Friday, August 19, 2011

Fright Night

The classic vampire movie we've all been dying to see since 'Twilight' put a stake through the heart of the genre. Made for fans of the Sam Raimi-esque horror films, anyone wanting to see the vampire genre return to its roots.

Rated R

for bloody horror violence, and language including some sexual references.

Fright Night

Imagine an R-rated version of Disturbia where the lead character doesn’t annoyingly ramble the whole time and the neighbor whom he suspects for being a murderer is a blood-sucking vampire. Basically, that’s what you’re getting with the first half of Fright Night.

Charley Brewster (Anton Yelchin, Star Trek) and his mom (Toni Collette, The Sixth Sense) live in a compact suburb surrounded by desert just outside Las Vegas, Nevada. Imagine what the neighborhood from Edward Scissorhands would look like now – the homes conservatively don’t vary in muted colors and because of the bad economy many homes are empty. The home nextdoor to theirs was vacant for a long time, but a handsome and charming graveyard constuction worker just moved in. Jerry is his name and draining the blood from warm bodies is his game.

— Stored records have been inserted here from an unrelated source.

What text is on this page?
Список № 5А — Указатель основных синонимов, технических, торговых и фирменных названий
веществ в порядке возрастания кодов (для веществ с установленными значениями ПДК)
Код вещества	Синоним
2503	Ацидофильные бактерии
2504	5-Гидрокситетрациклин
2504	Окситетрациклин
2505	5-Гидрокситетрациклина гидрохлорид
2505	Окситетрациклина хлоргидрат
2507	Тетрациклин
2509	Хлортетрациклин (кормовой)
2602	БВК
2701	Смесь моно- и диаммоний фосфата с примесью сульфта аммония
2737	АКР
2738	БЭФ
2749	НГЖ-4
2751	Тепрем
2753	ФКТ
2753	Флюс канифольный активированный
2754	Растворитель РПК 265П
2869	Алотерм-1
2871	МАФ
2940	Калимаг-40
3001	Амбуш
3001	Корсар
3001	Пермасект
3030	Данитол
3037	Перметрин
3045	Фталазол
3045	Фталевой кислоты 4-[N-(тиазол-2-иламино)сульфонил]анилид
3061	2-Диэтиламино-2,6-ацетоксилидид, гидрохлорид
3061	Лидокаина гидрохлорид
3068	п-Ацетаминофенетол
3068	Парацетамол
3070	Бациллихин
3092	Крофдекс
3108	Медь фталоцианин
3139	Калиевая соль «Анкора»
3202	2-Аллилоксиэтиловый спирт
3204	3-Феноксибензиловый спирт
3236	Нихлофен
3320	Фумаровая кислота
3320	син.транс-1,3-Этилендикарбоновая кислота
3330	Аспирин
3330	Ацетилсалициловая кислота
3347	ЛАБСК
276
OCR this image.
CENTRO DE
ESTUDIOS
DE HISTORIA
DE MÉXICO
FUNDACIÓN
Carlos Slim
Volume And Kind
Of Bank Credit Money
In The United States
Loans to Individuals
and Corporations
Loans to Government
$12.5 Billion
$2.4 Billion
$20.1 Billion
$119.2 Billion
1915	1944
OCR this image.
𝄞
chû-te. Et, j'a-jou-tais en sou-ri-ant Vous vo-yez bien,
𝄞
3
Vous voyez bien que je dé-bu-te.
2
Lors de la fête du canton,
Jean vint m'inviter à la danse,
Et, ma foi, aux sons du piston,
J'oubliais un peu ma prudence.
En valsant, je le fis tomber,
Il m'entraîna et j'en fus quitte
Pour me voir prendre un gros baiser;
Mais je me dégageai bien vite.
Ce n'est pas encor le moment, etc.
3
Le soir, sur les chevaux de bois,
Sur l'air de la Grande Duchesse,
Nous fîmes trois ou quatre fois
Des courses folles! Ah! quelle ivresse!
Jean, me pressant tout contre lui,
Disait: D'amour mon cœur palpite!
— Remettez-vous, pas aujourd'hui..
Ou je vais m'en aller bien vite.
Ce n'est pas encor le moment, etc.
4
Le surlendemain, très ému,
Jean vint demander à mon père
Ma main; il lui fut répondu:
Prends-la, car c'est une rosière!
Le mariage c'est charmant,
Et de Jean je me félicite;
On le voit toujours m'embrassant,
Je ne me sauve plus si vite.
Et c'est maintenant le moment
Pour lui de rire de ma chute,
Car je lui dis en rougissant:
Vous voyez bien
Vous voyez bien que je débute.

Little by litte, families from the neighborhood are disappearing. Because move-ins and move-outs occur so frequently, this neighborhood is a perfect feeding ground. Nobody suspects a thing when a family up and moves without warning, making this little township the best place for Jerry (Colin Farrell, Horrible Bosses) to set up camp.

Like everyone else, both Jerry and his mom are oblivious to the truth. It isn’t until one of Charley’s childhood friends goes missing that another friend (Christopher Mintz-Plasse, Kick-Ass) informs Charley that Jerry killed their missing friend when he got caught investigating Jerry’s home.

Fright Night resembles Disturbia up to this point. Once Jerry is revealed to Charley, Charley must protect his mother and girlfriend (Imogen Poots, 28 Weeks Later). The second half of the movie leaves the expected behind and becomes pure fun.

Unlike following the trend set by Twilight and The Vampire Diaries, Fright Night follows the classic mold of vampires. If Jerry walks into the sunlight, he will burn – not sparkle. There’s no witch-made ring that allow him the convenience of daywalking. Sunlight equals instant death.

Jerry is also unable to enter a home unless he is invite in. The weapons of old – holy water, garlic, crosses and wooden stakes through the heart – are the only things that can bring him down. Because Charley doesn’t have a pack of shirtless GQ werewolves to aid him in killing Jerry, he must do it the old fashioned R-rated way. With a little help from a drunken vampire expert (David Tennant, Dr. Who), Charlie must kill his menacing neighbor to save his cougar mom and hot girlfriend.

One of the best things about Fright Night is its blend of classic cult horror with modern effects and humor. Although you’re watching a brand new film, you feel liked you’ve stepping back into the ’80s – only the presentation of the film itself is far better than it would have been 25 years ago. The best comparison is Sam Raimi’s Drag Me to Hell. Made just a few years ago, Drag Me to Hell has the high-def look and effects from today’s films, yet is still able to feel like Evil Dead 2 or Army of Darkness. Fright Night feels like a classic horror film, only it looks much better than a classic should.

The 3D presentation of Fright Night is not bad, but because Jerry cannot go out during the day, most of the film takes place either during the night or in dark locations. Wearing darkened 3D glasses during an already dark film is like reading a book in the middle of the night with no lights on. Your eyes strain to see the action on screen. The picture tends to look foggy and hazy, as if shot in a smoke-filled set. The 3D effect itself is not bad, just the dark presentation.

If you enjoyed the original Fright Night and have fun with campy vampire films, there’s no reason why you shouldn’t see the remake this weekend. It’s fun, violent, tense and entertaining, never taking itself seriously and poking fun of Twilight at every opportunity.